Antipsychotic medications are the most prescribed drugs to treat schizophrenia, as they can control symptoms by directly affecting dopamine and serotonin.
If someone refuses to take pills, medication may need to be given via injections. Someone who is agitated may need to be given benzodiazepine, such as lorazepam (Ativan), to first calm down, which may be combined with an antipsychotic.
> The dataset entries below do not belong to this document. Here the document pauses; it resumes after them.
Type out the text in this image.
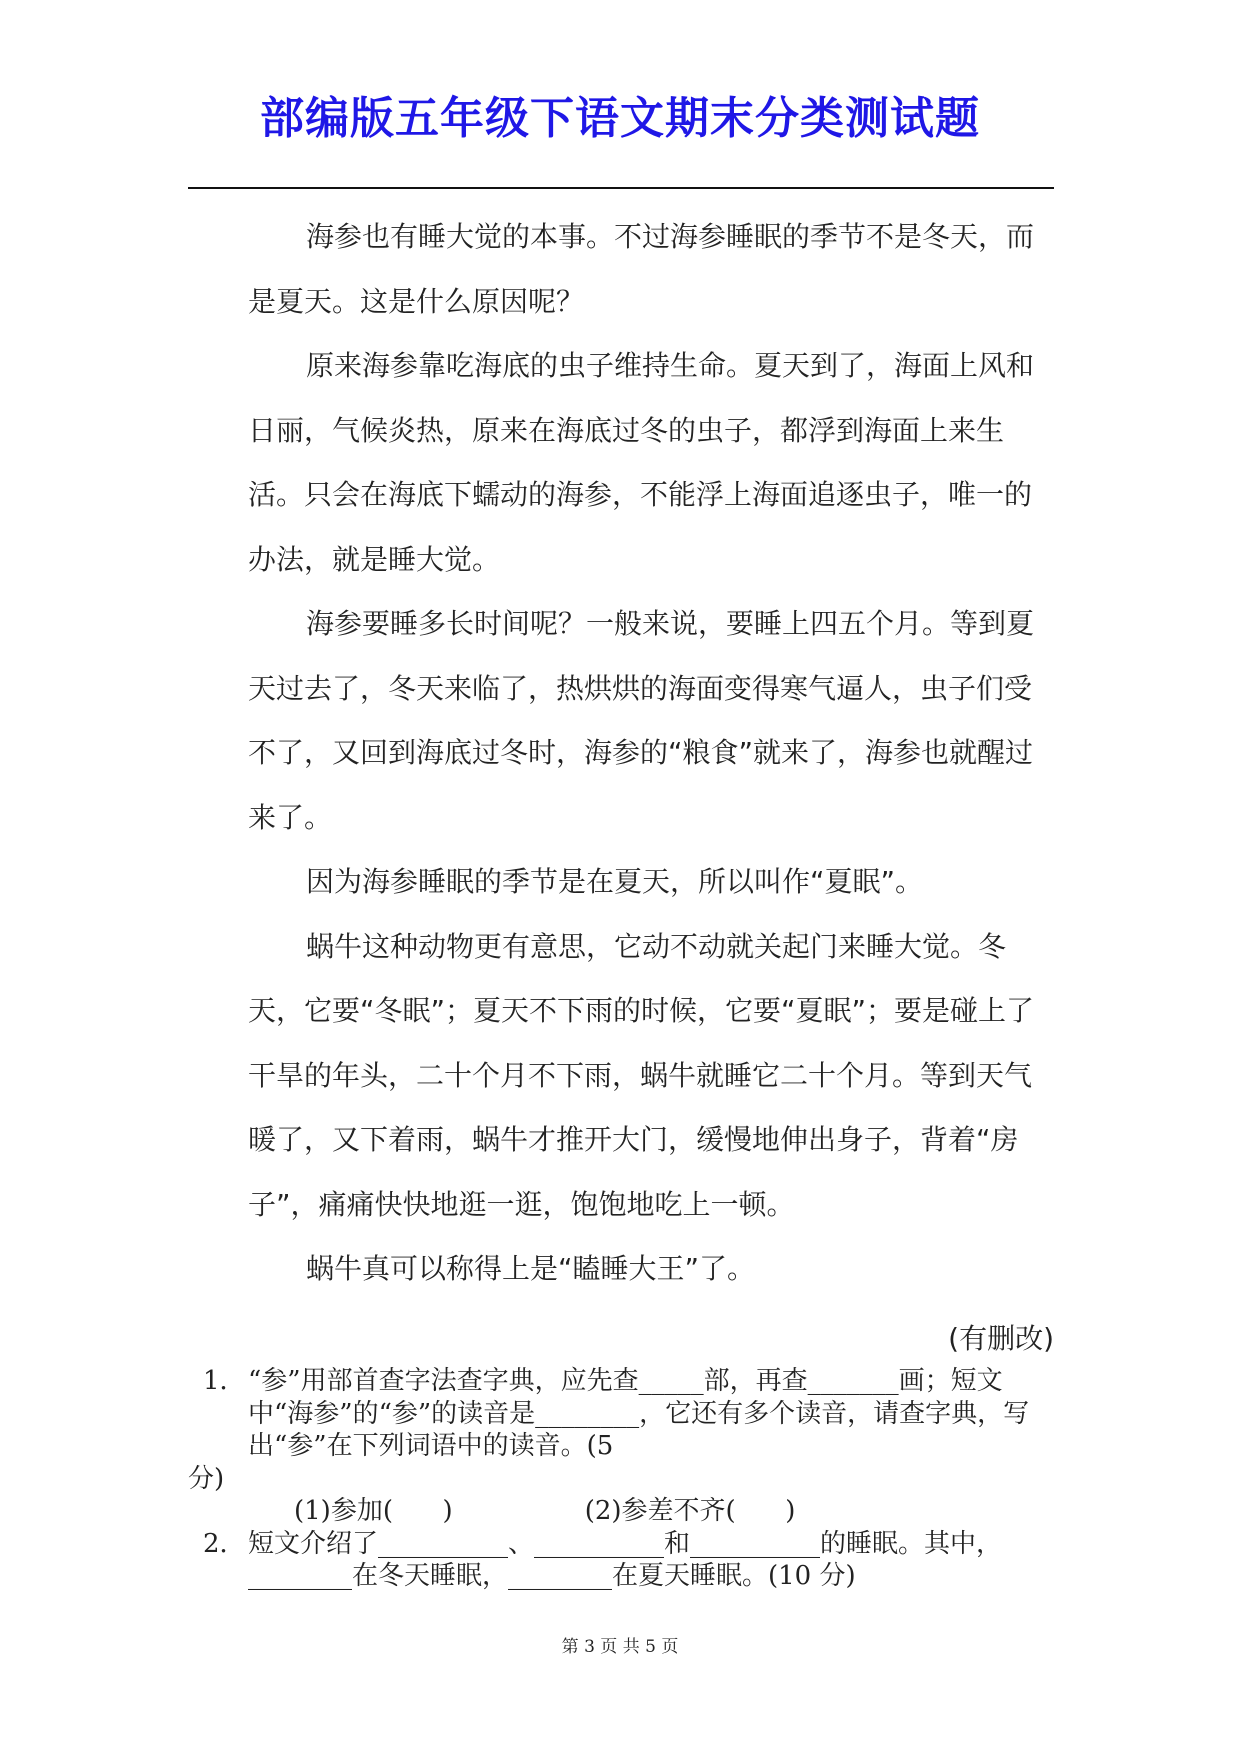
部编版五年级下语文期末分类测试题

海参也有睡大觉的本事。不过海参睡眠的季节不是冬天，而是夏天。这是什么原因呢？

原来海参靠吃海底的虫子维持生命。夏天到了，海面上风和日丽，气候炎热，原来在海底过冬的虫子，都浮到海面上来生活。只会在海底下蠕动的海参，不能浮上海面追逐虫子，唯一的办法，就是睡大觉。

海参要睡多长时间呢？一般来说，要睡上四五个月。等到夏天过去了，冬天来临了，热烘烘的海面变得寒气逼人，虫子们受不了，又回到海底过冬时，海参的“粮食”就来了，海参也就醒过来了。

因为海参睡眠的季节是在夏天，所以叫作“夏眠”。

蜗牛这种动物更有意思，它动不动就关起门来睡大觉。冬天，它要“冬眠”；夏天不下雨的时候，它要“夏眠”；要是碰上了干旱的年头，二十个月不下雨，蜗牛就睡它二十个月。等到天气暖了，又下着雨，蜗牛才推开大门，缓慢地伸出身子，背着“房子”，痛痛快快地逛一逛，饱饱地吃上一顿。

蜗牛真可以称得上是“瞌睡大王”了。

(有删改)

1．“参”用部首查字法查字典，应先查_____部，再查_______画；短文中“海参”的“参”的读音是________，它还有多个读音，请查字典，写出“参”在下列词语中的读音。(5

分)

(1)参加(      )	(2)参差不齐(      )

2．短文介绍了__________、__________和__________的睡眠。其中，________在冬天睡眠，________在夏天睡眠。(10 分)

第 3 页 共 5 页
Newer and second-generation antipsychotic medications are generally preferred, because they generate lesser side effects than conventional medications. These include:
• Aripiprazole (Abilify)
• Asenapine (Saphris)
• Clozapine (Clozaril)
• Iloperidone (Fanapt)
• Lurasidone (Latuda)
• Olanzapine (Zyprexa)
• Paliperidone (Invega)
• Quetiapine (Seroquel)
• Risperidone (Risperdal)
• Ziprasidone (Geodon)
Some first-generation medications include:
• Haloperidol (Haldol)
These antipsychotics are often cheaper than their newer counterparts, which is an important consideration, since treatment is life-long. In general, the goal of treatment with antipsychotic medications is to effectively control signs and symptoms at the lowest possible dosage, then gradual increase the dosage or combine with other drugs and make observations on the most effective combination. Once psychosis retreats, psychological and social (psychosocial) interventions become more important, along with medication.
These may include:
• Individual therapy, which teaches how to cope with the early signs of schizophrenia relapse and stress.
• Social skills training, which aims to improve communication and social interactions.
• Family therapy, which is a support service for families who are coping with the condition.
A case manager or someone on the treatment team can help find resources the family or person needs. With appropriate treatment, most people with schizophrenia can manage their condition.